The Cultural Kryptonite Of The American Right
Before U.S. Tomahawk cruise missiles began to rain down on Muammar Gaddafi's air defenses, the only conversation that President Obama had to have was with his senior advisers.
They, and they alone would decide whether a country founded as a democratic republic would engage in what George Washington would have likely viewed as a "foreign entanglement" – using 21st-century ordinance against a sociopath with a history of violence and a worse hat fetish than Sammy Davis Jr.
Obviously, in 200 years the United States has evolved from a rebel-with-a-cause into a world power, and additional involvement in world affairs has become part of the cost of doing business.
There is also a good argument to be made that after the terrible mistake of the Iraq invasion, the US can do some good by putting an end to the murderous Gaddafi in Libya, as part of an international coalition made up of Arab and African countries, blessed by the United Nations.
Yet, that does not change the fact that congressional support for this operation was as important as an appendix or a Newt Gingrich marriage vow.
Obama and his people simply knew they could ignore the people's representatives and safely rely upon a militarized culture primed to support an attack on an Arab nation. Particularly one the US had already thrown down with only a generation ago.

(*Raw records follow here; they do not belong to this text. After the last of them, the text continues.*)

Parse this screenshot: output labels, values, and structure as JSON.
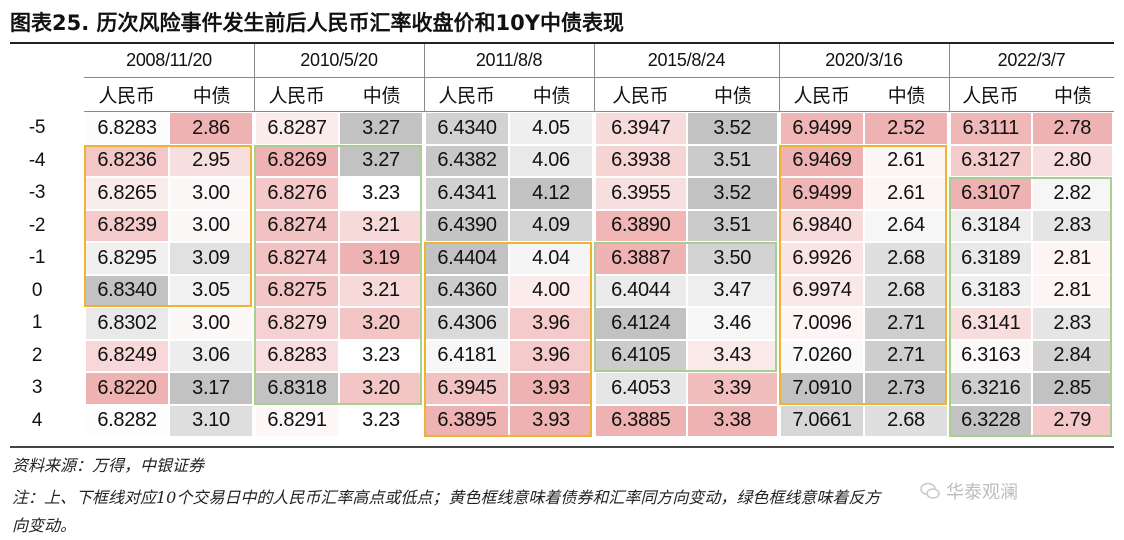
{
  "title": "图表25. 历次风险事件发生前后人民币汇率收盘价和10Y中债表现",
  "columns": [
    "人民币",
    "中债"
  ],
  "row_labels": [
    "-5",
    "-4",
    "-3",
    "-2",
    "-1",
    "0",
    "1",
    "2",
    "3",
    "4"
  ],
  "events": [
    {
      "date": "2008/11/20",
      "cny": [
        "6.8283",
        "6.8236",
        "6.8265",
        "6.8239",
        "6.8295",
        "6.8340",
        "6.8302",
        "6.8249",
        "6.8220",
        "6.8282"
      ],
      "bond": [
        "2.86",
        "2.95",
        "3.00",
        "3.00",
        "3.09",
        "3.05",
        "3.00",
        "3.06",
        "3.17",
        "3.10"
      ]
    },
    {
      "date": "2010/5/20",
      "cny": [
        "6.8287",
        "6.8269",
        "6.8276",
        "6.8274",
        "6.8274",
        "6.8275",
        "6.8279",
        "6.8283",
        "6.8318",
        "6.8291"
      ],
      "bond": [
        "3.27",
        "3.27",
        "3.23",
        "3.21",
        "3.19",
        "3.21",
        "3.20",
        "3.23",
        "3.20",
        "3.23"
      ]
    },
    {
      "date": "2011/8/8",
      "cny": [
        "6.4340",
        "6.4382",
        "6.4341",
        "6.4390",
        "6.4404",
        "6.4360",
        "6.4306",
        "6.4181",
        "6.3945",
        "6.3895"
      ],
      "bond": [
        "4.05",
        "4.06",
        "4.12",
        "4.09",
        "4.04",
        "4.00",
        "3.96",
        "3.96",
        "3.93",
        "3.93"
      ]
    },
    {
      "date": "2015/8/24",
      "cny": [
        "6.3947",
        "6.3938",
        "6.3955",
        "6.3890",
        "6.3887",
        "6.4044",
        "6.4124",
        "6.4105",
        "6.4053",
        "6.3885"
      ],
      "bond": [
        "3.52",
        "3.51",
        "3.52",
        "3.51",
        "3.50",
        "3.47",
        "3.46",
        "3.43",
        "3.39",
        "3.38"
      ]
    },
    {
      "date": "2020/3/16",
      "cny": [
        "6.9499",
        "6.9469",
        "6.9499",
        "6.9840",
        "6.9926",
        "6.9974",
        "7.0096",
        "7.0260",
        "7.0910",
        "7.0661"
      ],
      "bond": [
        "2.52",
        "2.61",
        "2.61",
        "2.64",
        "2.68",
        "2.68",
        "2.71",
        "2.71",
        "2.73",
        "2.68"
      ]
    },
    {
      "date": "2022/3/7",
      "cny": [
        "6.3111",
        "6.3127",
        "6.3107",
        "6.3184",
        "6.3189",
        "6.3183",
        "6.3141",
        "6.3163",
        "6.3216",
        "6.3228"
      ],
      "bond": [
        "2.78",
        "2.80",
        "2.82",
        "2.83",
        "2.81",
        "2.81",
        "2.83",
        "2.84",
        "2.85",
        "2.79"
      ]
    }
  ],
  "colors": {
    "red_max": "#efb2b2",
    "grey_max": "#c2c2c2",
    "yellow_box": "#f0b232",
    "green_box": "#a6d08c"
  },
  "source": "资料来源：万得，中银证券",
  "note_line1": "注：上、下框线对应10个交易日中的人民币汇率高点或低点；黄色框线意味着债券和汇率同方向变动，绿色框线意味着反方",
  "note_line2": "向变动。",
  "watermark": "华泰观澜"
}
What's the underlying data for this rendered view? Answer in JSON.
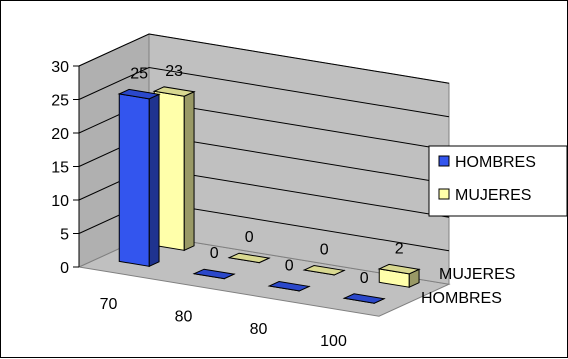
{
  "chart_data": {
    "type": "bar",
    "subtype": "3d-clustered-column",
    "categories": [
      "70",
      "80",
      "80",
      "100"
    ],
    "series": [
      {
        "name": "HOMBRES",
        "values": [
          25,
          0,
          0,
          0
        ],
        "color": "#3355ee"
      },
      {
        "name": "MUJERES",
        "values": [
          23,
          0,
          0,
          2
        ],
        "color": "#ffffaa"
      }
    ],
    "depth_labels": [
      "MUJERES",
      "HOMBRES"
    ],
    "y_ticks": [
      "0",
      "5",
      "10",
      "15",
      "20",
      "25",
      "30"
    ],
    "ylim": [
      0,
      30
    ],
    "grid": true,
    "legend_position": "right",
    "wall_color": "#c0c0c0"
  }
}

It is this fact that makes author, syndicated columnist and talk radio host David Sirota's new book, Back To Our Future, not only a fascinating read about the culture of the 1980s, but a manifestly important work in helping explain why the United States does the things it does today.
From involvement in a civil war in Libya to allowing a madman sans background check to saunter into his local arms bazaar and purchase a high-powered firearm for an attempted assassination of a congresswoman.
The latter being easier than say, finding plutonium for your DeLorean in 1955.